Info (213011): Using programming file output_files/mega65-r2-max10.pof with checksum 0x027283AE for device 10M08SAU169@1
Info (209060): Started Programmer operation at Sat Sep  2 13:51:46 2023
Info (209017): Device 1 contains JTAG ID code 0x031820DD
Info (209060): Started Programmer operation at Sat Sep  2 13:51:46 2023
Info (209016): Configuring device index 1
Info (209017): Device 1 contains JTAG ID code 0x031820DD
Info (209007): Configuration succeeded -- 1 device(s) configured
Info (209011): Successfully performed operation(s)
Info (209061): Ended Programmer operation at Sat Sep  2 13:51:47 2023
Info (209024): Programming device 1
Info (209011): Successfully performed operation(s)
Info (209061): Ended Programmer operation at Sat Sep  2 13:51:56 2023
Info: Quartus Prime Programmer was successful. 0 errors, 0 warnings
    Info: Peak virtual memory: 427 megabytes
    Info: Processing ended: Sat Sep  2 13:51:56 2023
    Info: Elapsed time: 00:00:11
    Info: Total CPU time (on all processors): 00:00:01


9. If on Windows, use Quartus to flash the .POF file now.
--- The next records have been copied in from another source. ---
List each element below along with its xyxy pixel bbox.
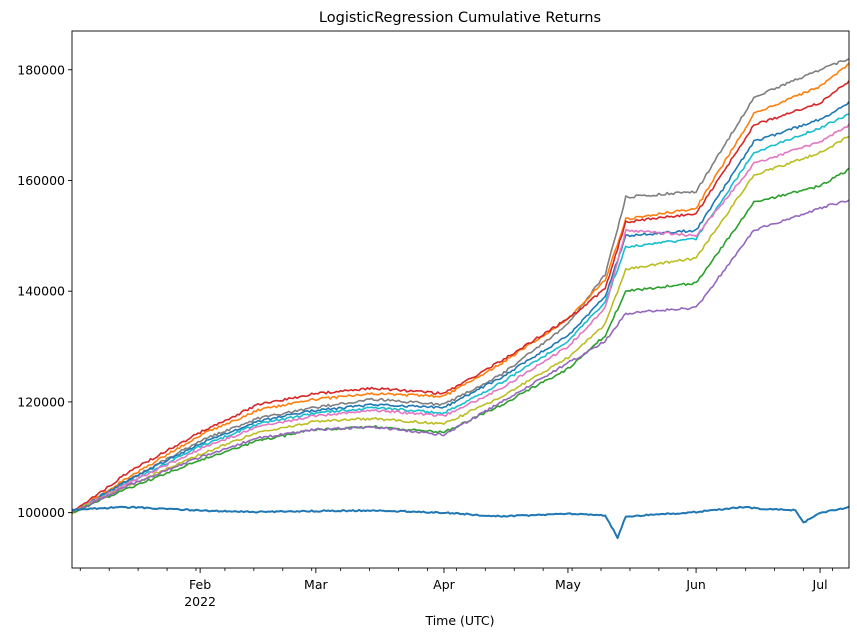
- y-tick-label: 180000: [17, 62, 65, 77]
- x-tick-year-label: 2022: [184, 594, 216, 609]
- x-tick-label: Jul: [812, 577, 828, 592]
- y-tick-label: 100000: [17, 505, 65, 520]
- x-tick-label: Mar: [304, 577, 328, 592]
- y-axis: 100000 120000 140000 160000 180000: [17, 62, 72, 520]
- y-tick-label: 160000: [17, 173, 65, 188]
- chart-title: LogisticRegression Cumulative Returns: [319, 10, 601, 26]
- series-line-7: [72, 135, 849, 514]
- y-tick-label: 140000: [17, 284, 65, 299]
- x-tick-label: Apr: [433, 577, 455, 592]
- x-axis: Feb 2022 Mar Apr May Jun Jul: [79, 568, 833, 609]
- x-tick-label: Feb: [189, 577, 211, 592]
- plot-area: [71, 30, 850, 569]
- series-line-3: [72, 80, 849, 514]
- series-line-1: [72, 58, 849, 515]
- series-line-10: [72, 505, 849, 540]
- series-line-2: [72, 62, 849, 514]
- x-axis-label: Time (UTC): [424, 613, 494, 628]
- x-tick-label: Jun: [685, 577, 706, 592]
- series-line-6: [72, 123, 849, 514]
- series-line-9: [72, 199, 849, 513]
- series-lines: [72, 58, 849, 540]
- plot-frame: [71, 30, 850, 569]
- series-line-4: [72, 101, 849, 514]
- x-tick-label: May: [555, 577, 581, 592]
- series-line-5: [72, 113, 849, 514]
- y-tick-label: 120000: [17, 394, 65, 409]
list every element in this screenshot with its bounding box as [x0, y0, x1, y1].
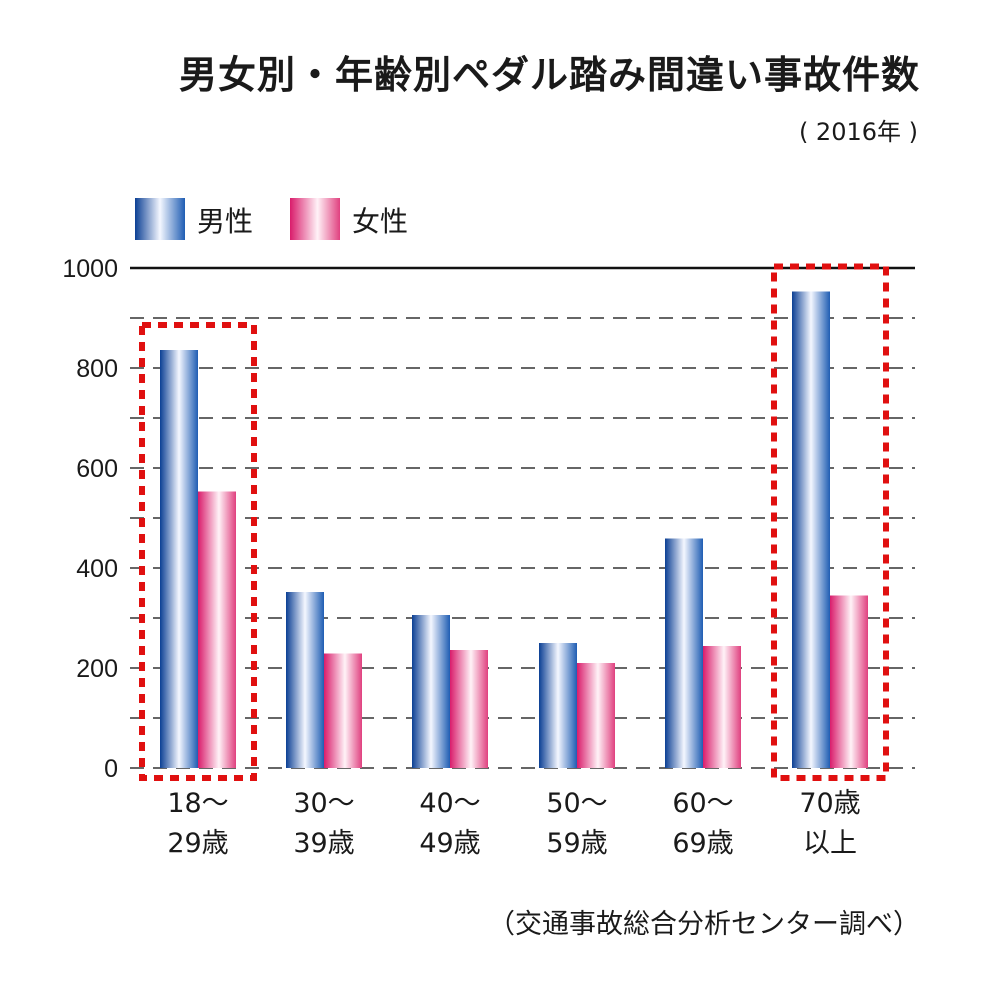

10. Remove the SD card, and power the MEGA65 off and on again, and confirm that the keyboard power light comes on, and that you get no more ambulance lights. If not, you might need to repeat from step (6).

11. Delete the HICKUP.M65 file from the SD card, and reinsert it, and turn your MEGA65 off and on again.

Your MEGA65 should now be all happy and healthy again.